Driving lap and window dogs.
Unhooked from the xterra and hooked up for the beach.
As I sat at the red light, I turned to see the dog in the car on my left. An adorable white miniature poodle mix sat on his owners lap in front of the steering wheel. I cringed and wanted to yell over to her, "not safe, not safe at all." Sitting on your lap while you drive is probably one of the most dangerous places that your dog can be. Oh I know, he loves it, he will only sit there and no where else. Well there is where he may lose his life.
Just imagine for a second; what happens when you are hit or hit someone else. Even if you have to jam on your breaks and you are pushed towards your steering wheel. Between you and the steering wheel is nowhere for your dog to be.
Hanging out the window is also not where they should be; yet how many dogs do I see hanging precariously out of the car window? Some are so far out the window that if their owner pushes the brakes at all, they are going out. Elsa and I have walked down the street beside cars with dogs who are almost all the way out as they throw at fit at her. It is an unnerving feeling imagining the dog jumping out.
There are things that dogs love to do that are not wise or safe. It is our job as their guardians to keep them safe and out of harms way. So, your lap is not where your dog should sit when travelling. They should also not be hanging out the window.
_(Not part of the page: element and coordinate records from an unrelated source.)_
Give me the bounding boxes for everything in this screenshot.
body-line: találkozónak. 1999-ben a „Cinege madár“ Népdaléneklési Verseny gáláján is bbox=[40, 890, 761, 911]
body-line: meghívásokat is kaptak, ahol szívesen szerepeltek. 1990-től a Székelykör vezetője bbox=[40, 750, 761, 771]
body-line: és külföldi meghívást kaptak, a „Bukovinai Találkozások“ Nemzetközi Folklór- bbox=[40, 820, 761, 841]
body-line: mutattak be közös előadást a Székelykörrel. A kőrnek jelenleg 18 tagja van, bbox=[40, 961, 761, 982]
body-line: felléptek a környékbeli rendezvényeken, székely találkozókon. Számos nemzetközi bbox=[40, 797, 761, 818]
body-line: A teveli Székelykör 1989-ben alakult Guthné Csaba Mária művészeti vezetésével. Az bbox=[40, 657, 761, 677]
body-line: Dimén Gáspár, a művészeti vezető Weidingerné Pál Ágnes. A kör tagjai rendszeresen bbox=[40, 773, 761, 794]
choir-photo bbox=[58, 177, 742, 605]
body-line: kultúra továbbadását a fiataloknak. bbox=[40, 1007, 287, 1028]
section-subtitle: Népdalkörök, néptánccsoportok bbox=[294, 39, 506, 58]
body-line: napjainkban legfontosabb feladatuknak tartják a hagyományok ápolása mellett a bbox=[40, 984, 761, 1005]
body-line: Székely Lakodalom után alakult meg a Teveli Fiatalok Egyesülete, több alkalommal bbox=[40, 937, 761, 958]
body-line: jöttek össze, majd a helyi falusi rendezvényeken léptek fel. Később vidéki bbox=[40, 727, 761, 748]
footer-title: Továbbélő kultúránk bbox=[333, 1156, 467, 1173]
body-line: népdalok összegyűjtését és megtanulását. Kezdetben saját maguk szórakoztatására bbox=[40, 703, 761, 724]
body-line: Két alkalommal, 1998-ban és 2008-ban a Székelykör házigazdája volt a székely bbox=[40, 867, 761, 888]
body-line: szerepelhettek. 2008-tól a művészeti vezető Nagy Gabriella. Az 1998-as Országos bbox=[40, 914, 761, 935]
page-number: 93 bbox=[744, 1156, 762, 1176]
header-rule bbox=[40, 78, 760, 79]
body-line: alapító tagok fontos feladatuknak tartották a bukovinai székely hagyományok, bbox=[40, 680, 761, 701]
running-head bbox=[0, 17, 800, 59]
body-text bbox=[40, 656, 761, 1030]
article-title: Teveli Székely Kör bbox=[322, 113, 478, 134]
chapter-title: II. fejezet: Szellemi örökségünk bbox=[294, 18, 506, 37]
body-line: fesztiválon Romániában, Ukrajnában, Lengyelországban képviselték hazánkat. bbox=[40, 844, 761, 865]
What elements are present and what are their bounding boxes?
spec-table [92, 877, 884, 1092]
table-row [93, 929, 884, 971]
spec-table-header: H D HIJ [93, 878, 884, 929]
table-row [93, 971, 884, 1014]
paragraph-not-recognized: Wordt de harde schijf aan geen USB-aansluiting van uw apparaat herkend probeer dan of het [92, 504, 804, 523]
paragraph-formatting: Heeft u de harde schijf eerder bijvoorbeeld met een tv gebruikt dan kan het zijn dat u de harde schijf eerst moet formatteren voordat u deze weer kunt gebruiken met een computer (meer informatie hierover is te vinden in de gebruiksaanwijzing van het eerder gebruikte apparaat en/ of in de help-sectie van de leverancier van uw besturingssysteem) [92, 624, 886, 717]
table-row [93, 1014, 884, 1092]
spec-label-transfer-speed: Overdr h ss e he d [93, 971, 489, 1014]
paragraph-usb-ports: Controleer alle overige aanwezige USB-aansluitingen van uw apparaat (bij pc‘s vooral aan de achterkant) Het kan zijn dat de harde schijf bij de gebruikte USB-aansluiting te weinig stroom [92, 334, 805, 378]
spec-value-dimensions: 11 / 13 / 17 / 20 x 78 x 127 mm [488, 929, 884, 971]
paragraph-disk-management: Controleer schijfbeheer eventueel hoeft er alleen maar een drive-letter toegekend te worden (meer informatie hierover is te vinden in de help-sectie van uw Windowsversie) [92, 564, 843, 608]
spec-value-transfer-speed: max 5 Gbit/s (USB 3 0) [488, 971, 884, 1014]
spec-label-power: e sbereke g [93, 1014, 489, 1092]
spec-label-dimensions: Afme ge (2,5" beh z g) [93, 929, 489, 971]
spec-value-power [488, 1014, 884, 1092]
Two of the most dangerous places a dog can sit it where I typically see them. On the drivers lap or hanging out the window. If you have a dog and allow either, stop.
Not only can your dog fall out of an open window if it is down too far; they can also get foreign objects in their nose or eyes. It is one thing to open a window just a few inches so that your dog can smell where they are. But it is entirely different when you allow their whole head out when driving. In fact I often wind the windows down, just enough to let Elsa know we are headed to the beach or specific destination that I know will excite her.
When you are driving with your dog, keep them off of your lap and out of the window. Think of them as you would your child safely buckled in or restrained by a secure containment gate.